Sanromán-Junquera Margarita, Mora-Jiménez Inmaculada, Almendral Jesús, García-Alberola Arcadio, Rojo-Álvarez José Luis
Department of Signal Theory and Communications, Telematics and Computing, Universidad Rey Juan Carlos, Fuenlabrada 28943, Spain.
Arrhythmia Unit, Hospital Madrid Montepríncipe, Boadilla del Monte 28660, Spain.
PLoS One. 2015 Apr 24;10(4):e0124514. doi: 10.1371/journal.pone.0124514. eCollection 2015.

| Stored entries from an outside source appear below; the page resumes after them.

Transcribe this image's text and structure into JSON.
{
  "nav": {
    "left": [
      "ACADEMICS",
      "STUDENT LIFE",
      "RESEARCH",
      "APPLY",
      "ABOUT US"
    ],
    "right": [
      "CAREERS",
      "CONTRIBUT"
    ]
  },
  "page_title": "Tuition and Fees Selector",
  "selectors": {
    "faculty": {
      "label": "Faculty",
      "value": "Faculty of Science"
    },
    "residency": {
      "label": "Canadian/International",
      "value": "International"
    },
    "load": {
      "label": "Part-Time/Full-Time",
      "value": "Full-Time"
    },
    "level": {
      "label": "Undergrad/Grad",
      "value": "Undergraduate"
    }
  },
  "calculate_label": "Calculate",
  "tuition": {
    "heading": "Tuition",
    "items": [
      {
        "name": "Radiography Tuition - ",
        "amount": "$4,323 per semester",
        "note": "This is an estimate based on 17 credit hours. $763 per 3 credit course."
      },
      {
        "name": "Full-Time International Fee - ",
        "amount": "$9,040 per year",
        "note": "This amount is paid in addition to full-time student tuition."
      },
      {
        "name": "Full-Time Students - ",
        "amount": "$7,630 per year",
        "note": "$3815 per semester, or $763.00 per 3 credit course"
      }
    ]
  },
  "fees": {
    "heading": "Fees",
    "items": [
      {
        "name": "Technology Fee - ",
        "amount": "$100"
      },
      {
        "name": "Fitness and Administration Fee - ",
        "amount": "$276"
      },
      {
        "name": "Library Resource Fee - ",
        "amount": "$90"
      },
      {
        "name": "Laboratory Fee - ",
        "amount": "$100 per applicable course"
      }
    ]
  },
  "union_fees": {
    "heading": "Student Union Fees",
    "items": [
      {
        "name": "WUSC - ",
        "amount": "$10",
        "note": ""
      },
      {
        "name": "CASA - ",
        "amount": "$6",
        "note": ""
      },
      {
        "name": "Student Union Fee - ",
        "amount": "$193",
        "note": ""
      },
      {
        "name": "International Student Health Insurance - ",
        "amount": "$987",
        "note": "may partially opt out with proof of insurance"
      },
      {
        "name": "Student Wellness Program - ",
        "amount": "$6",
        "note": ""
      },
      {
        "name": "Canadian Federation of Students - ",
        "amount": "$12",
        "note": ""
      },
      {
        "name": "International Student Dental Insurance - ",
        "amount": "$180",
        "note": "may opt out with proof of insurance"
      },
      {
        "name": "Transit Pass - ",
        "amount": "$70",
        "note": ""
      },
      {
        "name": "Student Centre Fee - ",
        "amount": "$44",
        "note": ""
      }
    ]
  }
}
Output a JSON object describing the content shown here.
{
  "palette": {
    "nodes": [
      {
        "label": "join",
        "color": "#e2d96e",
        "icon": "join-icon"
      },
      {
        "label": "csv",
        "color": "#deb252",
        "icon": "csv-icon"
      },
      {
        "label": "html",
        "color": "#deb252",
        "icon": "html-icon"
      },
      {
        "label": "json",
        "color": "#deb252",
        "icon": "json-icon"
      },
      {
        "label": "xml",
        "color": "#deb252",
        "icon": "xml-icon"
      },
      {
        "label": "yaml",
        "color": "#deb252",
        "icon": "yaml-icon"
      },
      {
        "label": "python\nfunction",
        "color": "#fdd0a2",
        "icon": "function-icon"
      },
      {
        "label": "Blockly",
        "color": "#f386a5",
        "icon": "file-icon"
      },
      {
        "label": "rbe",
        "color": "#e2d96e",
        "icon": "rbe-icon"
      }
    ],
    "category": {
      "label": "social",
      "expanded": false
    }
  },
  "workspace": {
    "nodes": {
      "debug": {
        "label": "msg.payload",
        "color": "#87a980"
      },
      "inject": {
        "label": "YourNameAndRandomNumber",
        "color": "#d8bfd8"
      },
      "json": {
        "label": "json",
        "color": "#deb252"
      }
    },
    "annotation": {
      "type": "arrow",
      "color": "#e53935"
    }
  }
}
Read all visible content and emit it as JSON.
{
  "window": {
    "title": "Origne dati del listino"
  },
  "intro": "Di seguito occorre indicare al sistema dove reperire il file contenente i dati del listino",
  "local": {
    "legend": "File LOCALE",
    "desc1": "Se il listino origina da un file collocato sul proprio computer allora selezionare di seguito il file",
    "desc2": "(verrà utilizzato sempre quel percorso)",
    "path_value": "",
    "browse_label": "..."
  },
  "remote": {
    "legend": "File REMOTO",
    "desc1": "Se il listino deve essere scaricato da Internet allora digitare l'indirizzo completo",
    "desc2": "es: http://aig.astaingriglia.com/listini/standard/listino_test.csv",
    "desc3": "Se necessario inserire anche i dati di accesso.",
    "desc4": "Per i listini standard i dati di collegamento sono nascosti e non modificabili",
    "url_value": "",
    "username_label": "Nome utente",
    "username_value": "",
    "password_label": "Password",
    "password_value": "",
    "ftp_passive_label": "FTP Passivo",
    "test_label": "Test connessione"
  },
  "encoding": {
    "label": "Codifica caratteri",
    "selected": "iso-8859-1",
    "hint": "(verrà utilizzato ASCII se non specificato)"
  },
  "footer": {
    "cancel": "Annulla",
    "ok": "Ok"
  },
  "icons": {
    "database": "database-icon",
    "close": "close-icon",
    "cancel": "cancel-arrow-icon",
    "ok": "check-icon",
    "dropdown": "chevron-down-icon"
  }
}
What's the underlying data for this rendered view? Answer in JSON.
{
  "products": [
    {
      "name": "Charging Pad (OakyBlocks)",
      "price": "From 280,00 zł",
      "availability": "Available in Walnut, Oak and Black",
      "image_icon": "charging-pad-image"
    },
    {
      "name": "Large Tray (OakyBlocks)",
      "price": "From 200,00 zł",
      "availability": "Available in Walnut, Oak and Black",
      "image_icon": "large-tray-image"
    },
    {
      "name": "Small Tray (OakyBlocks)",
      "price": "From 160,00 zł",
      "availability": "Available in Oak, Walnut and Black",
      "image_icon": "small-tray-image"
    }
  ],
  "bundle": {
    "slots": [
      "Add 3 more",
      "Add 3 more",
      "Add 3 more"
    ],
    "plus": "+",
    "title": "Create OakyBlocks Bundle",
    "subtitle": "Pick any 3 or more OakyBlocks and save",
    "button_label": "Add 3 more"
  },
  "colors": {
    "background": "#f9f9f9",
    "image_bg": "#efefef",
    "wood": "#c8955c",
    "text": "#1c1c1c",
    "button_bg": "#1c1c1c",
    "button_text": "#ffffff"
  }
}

Electrograms stored in Implantable Cardioverter Defibrillators (ICD-EGM) have been proven to convey useful information for roughly determining the anatomical location of the Left Ventricular Tachycardia exit site (LVTES). Our aim here was to evaluate the possibilities from a machine learning system intended to provide an estimation of the LVTES anatomical region with the use of ICD-EGM in the situation where 12-lead electrocardiogram of ventricular tachycardia are not available. Several machine learning techniques were specifically designed and benchmarked, both from classification (such as Neural Networks (NN), and Support Vector Machines (SVM)) and regression (Kernel Ridge Regression) problem statements. Classifiers were evaluated by using accuracy rates for LVTES identification in a controlled number of anatomical regions, and the regression approach quality was studied in terms of the spatial resolution. We analyzed the ICD-EGM of 23 patients (18±10 EGM per patient) during left ventricular pacing and simultaneous recording of the spatial coordinates of the pacing electrode with a navigation system. Several feature sets extracted from ICD-EGM (consisting of times and voltages) were shown to convey more discriminative information than the raw waveform. Among classifiers, the SVM performed slightly better than NN. In accordance with previous clinical works, the average spatial resolution for the LVTES was about 3 cm, as in our system, which allows it to support the faster determination of the LVTES in ablation procedures. The proposed approach also provides with a framework suitable for driving the design of improved performance future systems.
植入式心脏复律除颤器(ICD-EGM)中存储的心电图已被证明能传达有用信息,用于大致确定左室性心动过速出口部位(LVTES)的解剖位置。我们的目的是评估一种机器学习系统的可能性,该系统旨在在无法获得室性心动过速的12导联心电图的情况下,利用ICD-EGM提供LVTES解剖区域的估计。专门设计并对几种机器学习技术进行了基准测试,包括分类(如神经网络(NN)和支持向量机(SVM))和回归(核岭回归)问题陈述。通过在可控数量的解剖区域中使用LVTES识别准确率来评估分类器,并从空间分辨率方面研究回归方法的质量。我们分析了23例患者在左心室起搏期间的ICD-EGM(每位患者18±10份EGM),并同时使用导航系统记录起搏电极的空间坐标。从ICD-EGM(由时间和电压组成)中提取的几个特征集显示比原始波形传达了更多的判别信息。在分类器中,SVM的表现略优于NN。与先前的临床研究一致,在我们的系统中,LVTES的平均空间分辨率约为3厘米,这使得它能够支持在消融手术中更快地确定LVTES。所提出的方法还提供了一个适合推动未来高性能系统设计的框架。